Dismissal rates for DUI charges and subsequent DUI convictions vary substantially from state to state. Recently on our DUI forum a user asked, When will the prosecutor dismiss my DUI charges and not prosecute me for driving under the influence of alcohol?
Police lack probable cause to make the DUI stop
There are a variety of reasons the DUI charges may be dismissed. The most common reason is the police officer lacked probable cause to make the traffic stop. Probable cause, however, may not be that difficult to prove.
For instance, if a police officer witnesses any illegal action including speeding, running a stop sign, erratic driving, or driving with a broken taillight they have probable cause to stop your car. If during the stop there is any evidence you are intoxicated- a distinct smell of alcohol or blood shot eyes- they may ask you to complete a breathalyzer or field sobriety test.
If the officer does not have a solid, legal reason for stopping your car or they do not appear at your hearing the case against you could be dismissed. If the officer does not appear at the hearing and the time limit between your arrest and hearing has already reached the states legal limit, your case could be dismissed. Otherwise, it may simply be rescheduled.
Your Miranda Rights were not read to you
Another reason your case could be dismissed is if your Miranda Rights were not read to you. Police officers do not, however, have to read you your Miranda Rights at the time of your DUI arrest. Many people have a misguided idea about this process, most likely from watching too many cop shows. According to the 1966 case Miranda v. Arizona, a police officer has to read you your rights before they interrogate you.
These warnings are intended to protect you against self-incrimination. But they only have to be read if you are under arrest and the police officer is going to conduct a custodial interrogation (meaning you are in police custody). If you are not in custody and the police officer is not interrogating, you the police have no need to advise you of your rights.
State lacks evidence for DUI charges
The prosecutor may also decide to dismiss the DUI charges if they do not believe they have enough evidence to convict you for DUI. For instance, if the state does not have any physical evidence, including a chemical test of your blood, urine or breath or you passed the field sobriety test, they may decide they cannot win their case.

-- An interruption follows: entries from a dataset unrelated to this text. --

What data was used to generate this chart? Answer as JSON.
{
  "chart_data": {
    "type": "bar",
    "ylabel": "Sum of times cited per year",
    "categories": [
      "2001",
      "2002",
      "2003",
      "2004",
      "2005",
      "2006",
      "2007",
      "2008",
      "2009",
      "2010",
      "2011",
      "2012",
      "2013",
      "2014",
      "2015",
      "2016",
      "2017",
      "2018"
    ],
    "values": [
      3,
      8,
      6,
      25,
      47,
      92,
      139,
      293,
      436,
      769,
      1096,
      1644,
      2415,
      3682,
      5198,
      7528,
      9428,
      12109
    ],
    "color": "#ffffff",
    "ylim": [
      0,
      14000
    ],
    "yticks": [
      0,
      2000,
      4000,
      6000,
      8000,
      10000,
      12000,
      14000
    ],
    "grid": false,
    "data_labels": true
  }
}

Does the state have to have chemical evidence to convict you for DUI? No, the state could also have enough other types of evidence such as witness testimony, your own testimony, and their own observations to convince the judge or jury you were intoxicated and not able to safely operate your automobile.
So will you have your DUI charges dismissed? Talk to a DUI lawyer and have them review the DUI stop, whether the officer had probable cause to make the DUI arrest, whether your blood alcohol level was above the legal limit, and other evidence the state has against you.